As we know in nature there is an order of hierarchy among all living creatures of both land and sea. This unspoken lore is what shapes the governing balance and effectively ensures the sustainability of our natural world enabling a harmonious existence for all.
Looking from the outside, nature’s way can sometimes seem cruel or even brutal and we often describe it with common phrases such as “survival of the fittest” or “only the strong survive”! These are not just flippant remarks but actually are short sharp reminders of how nature operates and has done throughout evolution. Unless wild creatures are provoked or are protective of their young they will only kill to survive and do so with an unemotional motivation. As harsh as it appears it ‘is nature’s way’ which leads me to this artwork.

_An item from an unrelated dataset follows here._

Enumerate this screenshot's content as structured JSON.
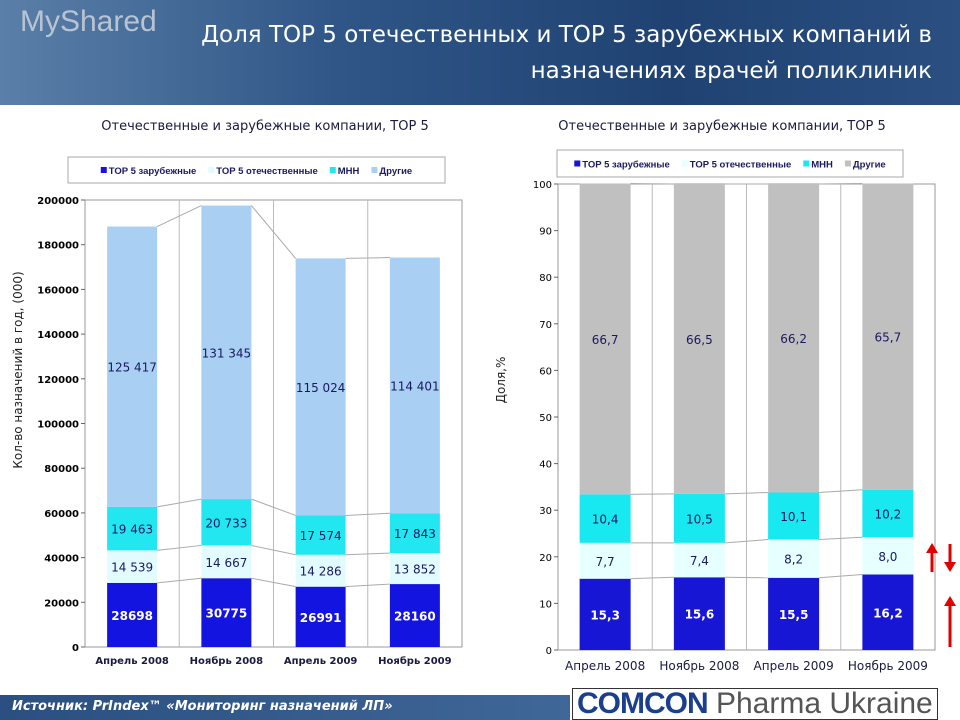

All living things great and small possess their own Mauri (life essence), Mana (prestige, respect) and Wairua (spirit) and therefore as one may consume another for physical sustenance I believe they also consume the Mauri, Mana and Wairua of that creature which they ultimately carry with them through their life’s journey. This artwork symbolises that metaphor, as we know that especially in Aotearoa (New Zealand) the Whai (stingray) is a big part of the Orca’s diet. Both of these beautiful creatures are also kaitiaki (guardian figures) in their own right especially the Whai with certain iwi (tribes) in Aotearoa and the Orca within First Nations culture. Therefore this piece also talks of the cultural connections and close friendships that have been formed between Maori and First Nations through our art.

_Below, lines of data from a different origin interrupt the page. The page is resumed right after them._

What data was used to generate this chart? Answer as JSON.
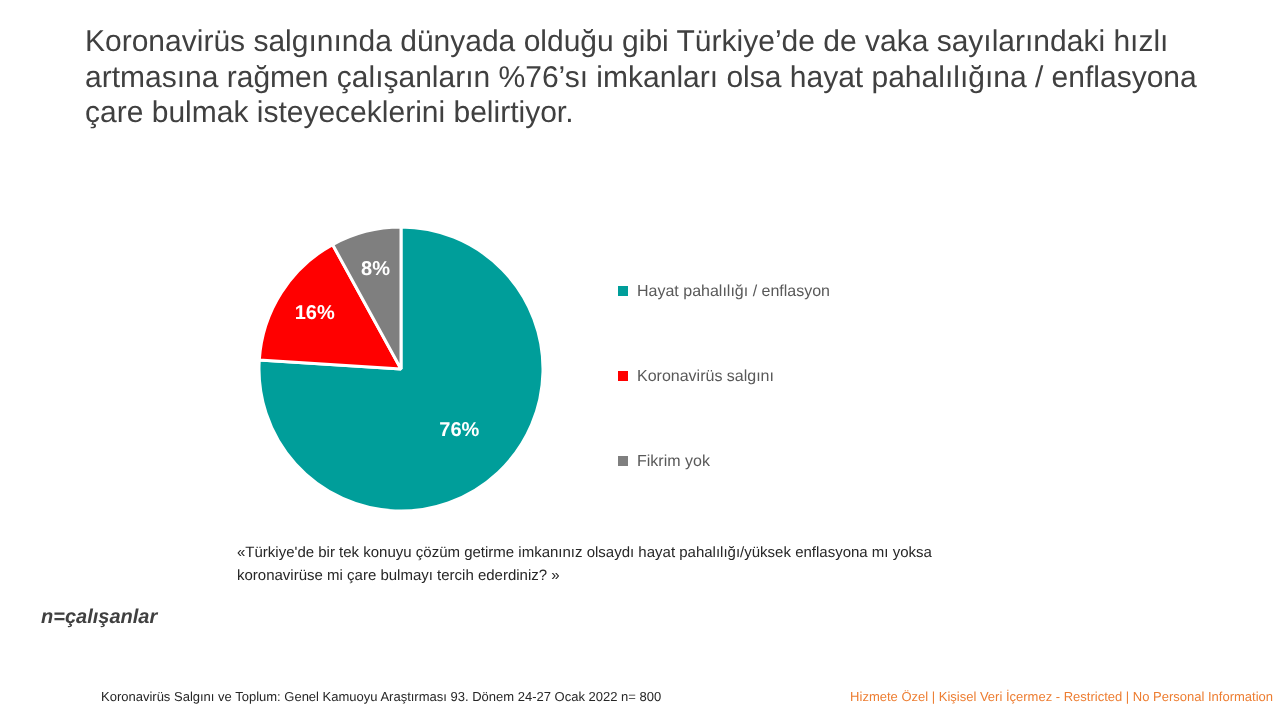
{
  "chart_data": {
    "type": "pie",
    "title": "Koronavirüs salgınında dünyada olduğu gibi Türkiye’de de vaka sayılarındaki hızlı\nartmasına rağmen çalışanların %76’sı imkanları olsa hayat pahalılığına / enflasyona\nçare bulmak isteyeceklerini belirtiyor.",
    "categories": [
      "Hayat pahalılığı / enflasyon",
      "Koronavirüs salgını",
      "Fikrim yok"
    ],
    "values": [
      76,
      16,
      8
    ],
    "value_labels": [
      "76%",
      "16%",
      "8%"
    ],
    "colors": [
      "#009e9a",
      "#ff0000",
      "#7f7f7f"
    ],
    "legend": "right",
    "annotations": [
      "«Türkiye'de bir tek konuyu çözüm getirme imkanınız olsaydı hayat pahalılığı/yüksek  enflasyona mı yoksa\nkoronavirüse mi çare bulmayı tercih ederdiniz? »",
      "n=çalışanlar",
      "Koronavirüs  Salgını ve Toplum:  Genel Kamuoyu Araştırması 93. Dönem  24-27  Ocak 2022 n= 800",
      "Hizmete Özel | Kişisel Veri İçermez - Restricted | No Personal Information"
    ]
  }
}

Most significantly while I was carving this piece I met First Nations artist Klatle Bhi. We shared stories and talked about the symbolism behind this carving. He explained to me that his name ‘Klatle Bhi’ describes the leader in a pod of whales as it comes up for a breath and dives back down. This to me was so ironic and significant that with his blessing I dedicate this piece to that moment me met and the everlasting connections of our two cultures.
Todd attended Te Aute Boys College in Hawkes Bay from 1987 to 1991 and quickly excelled in art. In 1995, he completed the Diploma of Art, Craft and Māori Design at Waiariki Institute of Technology in Rotorua; he majored in woodcarving/sculpture and graduated with honours. It was during this time that he met Roi Toia, who was teaching there. Roi, impressed with his talent, invited Todd to apprentice with him. They continue to work together, but Todd has forged his own style and direction in carving, with commissioned pieces residing in collections in the United States, Canada, Australia and the Netherlands. He participated in Kiwa: Pacific Connections (2003) in Vancouver, Canada.